Researchers: NAC Experiencing Growing Pains
The vulnerabilities stem from the fact that many companies don't have enough information about what devices are connected to their networks, how they're running and operating, and what changes are occurring within them, said John Stewart, chief security officer at Cisco and head of the San Jose, Calif.-based vendor's security-related groups.
"The concept of having devices join a network in which they are posture-assessed and given access to the network in a granular way is still in its infancy," said Stewart.
NAC protects corporate networks by scanning PCs for malware, ensuring that patches and software up to date before allowing users to access the network, and quarantining infected or noncompliant machines.
Ofir Arkin, CTO and co-founder of Insightix, an Israel-based NAC startup, gave a presentation at this week's Black Hat conference in Las Vegas outlining the various technologies behind today's NAC solutions and methods for circumventing their security measures. "The lack of common criteria for NAC has led to vendors adopting different approaches to the technology," said Arkin.
NAC solutions based on the Dynamic Host Configuration Protocol (DHCP) make it easy for companies to deploy the technology today, said Arkin. However, DHCP -- which assigns IP addresses as each individual user is authenticated -- can be bypassed by a user inside the network assigning themselves a static IP address, he added.
Another drawback of DHCP-based NAC solutions is that they require agent software that often exists only for Windows, said Arkin.
Chris Labatt-Simon, president and CEO of D&D Consulting, Albany, N.Y., recommends combining NAC with a one-time password, or biometric authentication, to provide more security than just a static password. "A strong authentication policy is necessary to ensure the validity and the identity of a user accessing a network," said Labatt-Simon.
Unlike Layer 3 DHCP-based solutions, Cisco's 802.1x-based NAC solutions provide stronger security because it operates at Layer 2, Arkin said.
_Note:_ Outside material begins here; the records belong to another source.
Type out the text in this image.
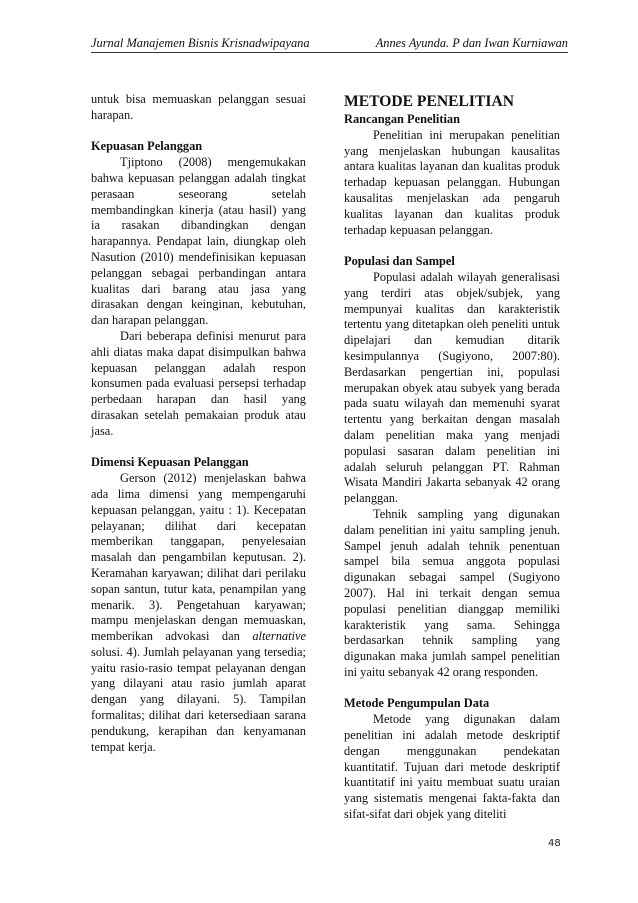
Jurnal Manajemen Bisnis Krisnadwipayana	Annes Ayunda. P dan Iwan Kurniawan

untuk bisa memuaskan pelanggan sesuai harapan.

Kepuasan Pelanggan

Tjiptono (2008) mengemukakan bahwa kepuasan pelanggan adalah tingkat perasaan seseorang setelah membandingkan kinerja (atau hasil) yang ia rasakan dibandingkan dengan harapannya. Pendapat lain, diungkap oleh Nasution (2010) mendefinisikan kepuasan pelanggan sebagai perbandingan antara kualitas dari barang atau jasa yang dirasakan dengan keinginan, kebutuhan, dan harapan pelanggan.

Dari beberapa definisi menurut para ahli diatas maka dapat disimpulkan bahwa kepuasan pelanggan adalah respon konsumen pada evaluasi persepsi terhadap perbedaan harapan dan hasil yang dirasakan setelah pemakaian produk atau jasa.

Dimensi Kepuasan Pelanggan

Gerson (2012) menjelaskan bahwa ada lima dimensi yang mempengaruhi kepuasan pelanggan, yaitu : 1). Kecepatan pelayanan; dilihat dari kecepatan memberikan tanggapan, penyelesaian masalah dan pengambilan keputusan. 2). Keramahan karyawan; dilihat dari perilaku sopan santun, tutur kata, penampilan yang menarik. 3). Pengetahuan karyawan; mampu menjelaskan dengan memuaskan, memberikan advokasi dan alternative solusi. 4). Jumlah pelayanan yang tersedia; yaitu rasio-rasio tempat pelayanan dengan yang dilayani atau rasio jumlah aparat dengan yang dilayani. 5). Tampilan formalitas; dilihat dari ketersediaan sarana pendukung, kerapihan dan kenyamanan tempat kerja.

METODE PENELITIAN

Rancangan Penelitian

Penelitian ini merupakan penelitian yang menjelaskan hubungan kausalitas antara kualitas layanan dan kualitas produk terhadap kepuasan pelanggan. Hubungan kausalitas menjelaskan ada pengaruh kualitas layanan dan kualitas produk terhadap kepuasan pelanggan.

Populasi dan Sampel

Populasi adalah wilayah generalisasi yang terdiri atas objek/subjek, yang mempunyai kualitas dan karakteristik tertentu yang ditetapkan oleh peneliti untuk dipelajari dan kemudian ditarik kesimpulannya (Sugiyono, 2007:80). Berdasarkan pengertian ini, populasi merupakan obyek atau subyek yang berada pada suatu wilayah dan memenuhi syarat tertentu yang berkaitan dengan masalah dalam penelitian maka yang menjadi populasi sasaran dalam penelitian ini adalah seluruh pelanggan PT. Rahman Wisata Mandiri Jakarta sebanyak 42 orang pelanggan.

Tehnik sampling yang digunakan dalam penelitian ini yaitu sampling jenuh. Sampel jenuh adalah tehnik penentuan sampel bila semua anggota populasi digunakan sebagai sampel (Sugiyono 2007). Hal ini terkait dengan semua populasi penelitian dianggap memiliki karakteristik yang sama. Sehingga berdasarkan tehnik sampling yang digunakan maka jumlah sampel penelitian ini yaitu sebanyak 42 orang responden.

Metode Pengumpulan Data

Metode yang digunakan dalam penelitian ini adalah metode deskriptif dengan menggunakan pendekatan kuantitatif. Tujuan dari metode deskriptif kuantitatif ini yaitu membuat suatu uraian yang sistematis mengenai fakta-fakta dan sifat-sifat dari objek yang diteliti

48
When 802.1x authentication is implemented on switches or embedded in network infrastructure, it can prevent network devices from connecting even before they're assigned an IP address, said Arkin.
However, the drawback of Cisco's 802.1x-based NAC solution is that it only works on Cisco infrastructure, and solutions can be difficult to manage because all network devices must be configured to use 802.1x, Arkin added.
Companies should be aware that NAC is an emerging technology and take time to assess its impact on their networks, Stewart said. "I believe the benefits of NAC are going to outweigh the risks, because most companies are going to put solutions in learning mode as opposed to enforcement mode," said Stewart.